Dozens of State Department employees have signed internal memos to Secretary of State Antony J. Blinken expressing serious disagreement with the Biden administration’s approach to Israel’s military campaign in Gaza, according to U.S. officials, part of a surging tide of internal disagreement within the Biden administration over the Middle East crisis.

At least three internal cables, sent via a dissent channel established during the Vietnam War, have urged President Biden to call for a cease-fire in Gaza, according to an official, who spoke anonymously to discuss sensitive diplomatic cables that have not been released to the public.

Two were sent in the first week of the war, and the third was sent more recently, the official said. Another official, also speaking anonymously, confirmed the three cables.

Israel forces have been on the attack in Gaza for more than a month following the Oct. 7 Hamas attacks on Israel. The death toll in Gaza is over 11,000, according to the health ministry there.

The Israeli prime minister, Benjamin Netanyahu, has insisted that there can be no cease-fire, saying that one would only benefit Hamas, and the Biden administration has supported that position. Instead, Mr. Biden has been pressing Israel, with mixed success, to adopt “humanitarian pauses.”

The most recent of the memos, first reported by Axios, proposed that Israel trade Palestinian prisoners it was holding, some of whom have not been charged, for the more than 200 hostages abducted by Hamas from Israel on Oct. 7.

At least one of the memos also asks the administration to offer a serious plan for a long-term peace agreement between Israel and the Palestinians that would create a Palestinian state — and not simply pay lip service to the idea, as critics say Mr. Biden and Mr. Blinken have done.

Mr. Blinken has met in person with signatories to at least one of the cables sent in the first week, one of the officials said. One of Mr. Blinken’s senior aides met with the signers of another cable sent that week, the official said.

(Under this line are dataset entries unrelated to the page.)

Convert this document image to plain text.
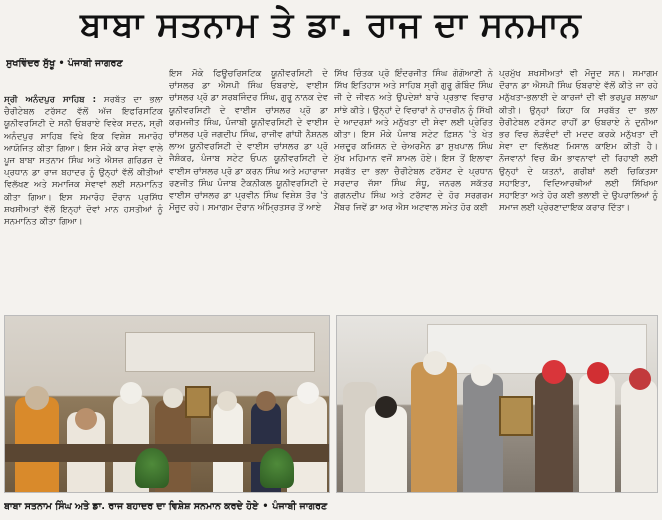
ਬਾਬਾ ਸਤਨਾਮ ਤੇ ਡਾ. ਰਾਜ ਦਾ ਸਨਮਾਨ
ਸੁਖਵਿੰਦਰ ਸੁੱਖੂ • ਪੰਜਾਬੀ ਜਾਗਰਣ
ਸ੍ਰੀ ਅਨੰਦਪੁਰ ਸਾਹਿਬ : ਸਰਬੱਤ ਦਾ ਭਲਾ ਚੈਰੀਟੇਬਲ ਟਰੱਸਟ ਵੱਲੋਂ ਅੱਜ ਇਫਰਿਸਟਿਕ ਯੂਨੀਵਰਸਿਟੀ ਦੇ ਸਨੀ ਓਬਰਾਏ ਵਿਵੇਕ ਸਦਨ, ਸ੍ਰੀ ਅਨੰਦਪੁਰ ਸਾਹਿਬ ਵਿਖੇ ਇਕ ਵਿਸ਼ੇਸ਼ ਸਮਾਰੋਹ ਆਯੋਜਿਤ ਕੀਤਾ ਗਿਆ। ਇਸ ਮੌਕੇ ਕਾਰ ਸੇਵਾ ਵਾਲੇ ਪੂਜ ਬਾਬਾ ਸਤਨਾਮ ਸਿੰਘ ਅਤੇ ਐਸਜ਼ ਗਰਿਡਜ਼ ਦੇ ਪ੍ਰਧਾਨ ਡਾ ਰਾਜ ਬਹਾਦਰ ਨੂੰ ਉਨ੍ਹਾਂ ਵੱਲੋਂ ਕੀਤੀਆਂ ਵਿਲੱਖਣ ਅਤੇ ਸਮਾਜਿਕ ਸੇਵਾਵਾਂ ਲਈ ਸਨਮਾਨਿਤ ਕੀਤਾ ਗਿਆ। ਇਸ ਸਮਾਰੋਹ ਦੌਰਾਨ ਪ੍ਰਸਿੱਧ ਸ਼ਖਸੀਅਤਾਂ ਵੱਲੋਂ ਇਨ੍ਹਾਂ ਦੋਵਾਂ ਮਾਨ ਹਸਤੀਆਂ ਨੂੰ ਸਨਮਾਨਿਤ ਕੀਤਾ ਗਿਆ।
ਇਸ ਮੌਕੇ ਫਿਊਚਰਿਸਟਿਕ ਯੂਨੀਵਰਸਿਟੀ ਦੇ ਚਾਂਸਲਰ ਡਾ ਐਸਪੀ ਸਿੰਘ ਓਬਰਾਏ, ਵਾਈਸ ਚਾਂਸਲਰ ਪ੍ਰੋ ਡਾ ਸਰਬਜਿੰਦਰ ਸਿੰਘ, ਗੁਰੂ ਨਾਨਕ ਦੇਵ ਯੂਨੀਵਰਸਿਟੀ ਦੇ ਵਾਈਸ ਚਾਂਸਲਰ ਪ੍ਰੋ ਡਾ ਕਰਮਜੀਤ ਸਿੰਘ, ਪੰਜਾਬੀ ਯੂਨੀਵਰਸਿਟੀ ਦੇ ਵਾਈਸ ਚਾਂਸਲਰ ਪ੍ਰੋ ਜਗਦੀਪ ਸਿੰਘ, ਰਾਜੀਵ ਗਾਂਧੀ ਨੈਸ਼ਨਲ ਲਾਅ ਯੂਨੀਵਰਸਿਟੀ ਦੇ ਵਾਈਸ ਚਾਂਸਲਰ ਡਾ ਪ੍ਰੋ ਜੈਸ਼ੰਕਰ, ਪੰਜਾਬ ਸਟੇਟ ਓਪਨ ਯੂਨੀਵਰਸਿਟੀ ਦੇ ਵਾਈਸ ਚਾਂਸਲਰ ਪ੍ਰੋ ਡਾ ਕਰਨ ਸਿੰਘ ਅਤੇ ਮਹਾਰਾਜਾ ਰਣਜੀਤ ਸਿੰਘ ਪੰਜਾਬ ਟੈਕਨੀਕਲ ਯੂਨੀਵਰਸਿਟੀ ਦੇ ਵਾਈਸ ਚਾਂਸਲਰ ਡਾ ਪ੍ਰਵੀਨ ਸਿੰਘ ਵਿਸ਼ੇਸ਼ ਤੌਰ 'ਤੇ ਮੌਜੂਦ ਰਹੇ। ਸਮਾਗਮ ਦੌਰਾਨ ਅੰਮ੍ਰਿਤਸਰ ਤੋਂ ਆਏ
ਸਿੱਖ ਚਿੰਤਕ ਪ੍ਰੋ ਇੰਦਰਜੀਤ ਸਿੰਘ ਗੋਗੋਆਣੀ ਨੇ ਸਿੱਖ ਇਤਿਹਾਸ ਅਤੇ ਸਾਹਿਬ ਸ੍ਰੀ ਗੁਰੂ ਗੋਬਿੰਦ ਸਿੰਘ ਜੀ ਦੇ ਜੀਵਨ ਅਤੇ ਉਪਦੇਸ਼ਾਂ ਬਾਰੇ ਪ੍ਰਭਾਵ ਵਿਚਾਰ ਸਾਂਝੇ ਕੀਤੇ। ਉਨ੍ਹਾਂ ਦੇ ਵਿਚਾਰਾਂ ਨੇ ਹਾਜ਼ਰੀਨ ਨੂੰ ਸਿੱਖੀ ਦੇ ਆਦਰਸ਼ਾਂ ਅਤੇ ਮਨੁੱਖਤਾ ਦੀ ਸੇਵਾ ਲਈ ਪ੍ਰੇਰਿਤ ਕੀਤਾ। ਇਸ ਮੌਕੇ ਪੰਜਾਬ ਸਟੇਟ ਫ਼ਿਸ਼ਨ 'ਤੇ ਖੇਤ ਮਜ਼ਦੂਰ ਕਮਿਸ਼ਨ ਦੇ ਚੇਅਰਮੈਨ ਡਾ ਸੁਖਪਾਲ ਸਿੰਘ ਮੁੱਖ ਮਹਿਮਾਨ ਵਜੋਂ ਸ਼ਾਮਲ ਹੋਏ। ਇਸ ਤੋਂ ਇਲਾਵਾ ਸਰਬੱਤ ਦਾ ਭਲਾ ਚੈਰੀਟੇਬਲ ਟਰੱਸਟ ਦੇ ਪ੍ਰਧਾਨ ਸਰਦਾਰ ਜੱਸਾ ਸਿੰਘ ਸੰਧੂ, ਜਨਰਲ ਸਕੱਤਰ ਗਗਨਦੀਪ ਸਿੰਘ ਅਤੇ ਟਰੱਸਟ ਦੇ ਹੋਰ ਸਰਗਰਮ ਮੈਂਬਰ ਜਿਵੇਂ ਡਾ ਅਰ ਐਸ ਅਟਵਾਲ ਸਮੇਤ ਹੋਰ ਕਈ
ਪ੍ਰਮੁੱਖ ਸ਼ਖਸੀਅਤਾਂ ਵੀ ਮੌਜੂਦ ਸਨ। ਸਮਾਗਮ ਦੌਰਾਨ ਡਾ ਐਸਪੀ ਸਿੰਘ ਓਬਰਾਏ ਵੱਲੋਂ ਕੀਤੇ ਜਾ ਰਹੇ ਮਨੁੱਖਤਾ-ਭਲਾਈ ਦੇ ਕਾਰਜਾਂ ਦੀ ਵੀ ਭਰਪੂਰ ਸ਼ਲਾਘਾ ਕੀਤੀ। ਉਨ੍ਹਾਂ ਕਿਹਾ ਕਿ ਸਰਬੱਤ ਦਾ ਭਲਾ ਚੈਰੀਟੇਬਲ ਟਰੱਸਟ ਰਾਹੀਂ ਡਾ ਓਬਰਾਏ ਨੇ ਦੁਨੀਆ ਭਰ ਵਿਚ ਲੋੜਵੰਦਾਂ ਦੀ ਮਦਦ ਕਰਕੇ ਮਨੁੱਖਤਾ ਦੀ ਸੇਵਾ ਦਾ ਵਿਲੱਖਣ ਮਿਸਾਲ ਕਾਇਮ ਕੀਤੀ ਹੈ। ਨੌਜਵਾਨਾਂ ਵਿਚ ਕੌਮ ਭਾਵਨਾਵਾਂ ਦੀ ਰਿਹਾਈ ਲਈ ਉਨ੍ਹਾਂ ਦੇ ਯਤਨਾਂ, ਗਰੀਬਾਂ ਲਈ ਚਿਕਿਤਸਾ ਸਹਾਇਤਾ, ਵਿਦਿਆਰਥੀਆਂ ਲਈ ਸਿੱਖਿਆ ਸਹਾਇਤਾ ਅਤੇ ਹੋਰ ਕਈ ਭਲਾਈ ਦੇ ਉਪਰਾਲਿਆਂ ਨੂੰ ਸਮਾਜ ਲਈ ਪ੍ਰੇਰਣਾਦਾਇਕ ਕਰਾਰ ਦਿੱਤਾ।
ਬਾਬਾ ਸਤਨਾਮ ਸਿੰਘ ਅਤੇ ਡਾ. ਰਾਜ ਬਹਾਦਰ ਦਾ ਵਿਸ਼ੇਸ਼ ਸਨਮਾਨ ਕਰਦੇ ਹੋਏ • ਪੰਜਾਬੀ ਜਾਗਰਣ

Mr. Blinken has conducted at least one other listening session with employees of the Near East Affairs bureau, some of whom believe U.S. policy has been too tolerant of the civilian casualties inflicted by Israel’s military in densely-populated Gaza.

Mr. Blinken responded to the internal dissent in a message emailed to department employees on Monday and obtained by The New York Times. “I know that for many of you, the suffering caused by this crisis is taking a profound personal toll,” he wrote, adding that he was aware that “some people in the department may disagree with approaches we are taking or have views on what we can do better.”

In the message, Mr. Blinken said the State Department had “organized forums in Washington to hear from you, and urged managers and teams to have candid discussions at posts around the world precisely so we can hear your feedback and ideas.”

He added: “We’re listening: What you share is informing our policy and our messages.”

U.S. officials say that while differing opinions and fresh perspectives are welcome, employees at the State Department and elsewhere in the government must accept and implement policy set at senior levels.

The cables come as dissent throughout the Biden administration is increasingly spilling into public view. Earlier this month, more than a thousand employees of the U.S. Agency for International Development signed a letter, first reported by The Washington Post, insisting on a cease-fire.

The State Department’s dissent channel was created in 1971 to allow department officials to express criticisms and disagreements over the Vietnam War. Under State Department rules, dissenters are protected from retaliation.

In recent years, State Department employees have used the channel to warn against President Biden’s withdrawal from Afghanistan, urge the Obama administration to launch airstrikes against Syrian forces and to denounce President Trump’s temporary ban on allowing citizens from seven Muslim-majority countries to enter the United States.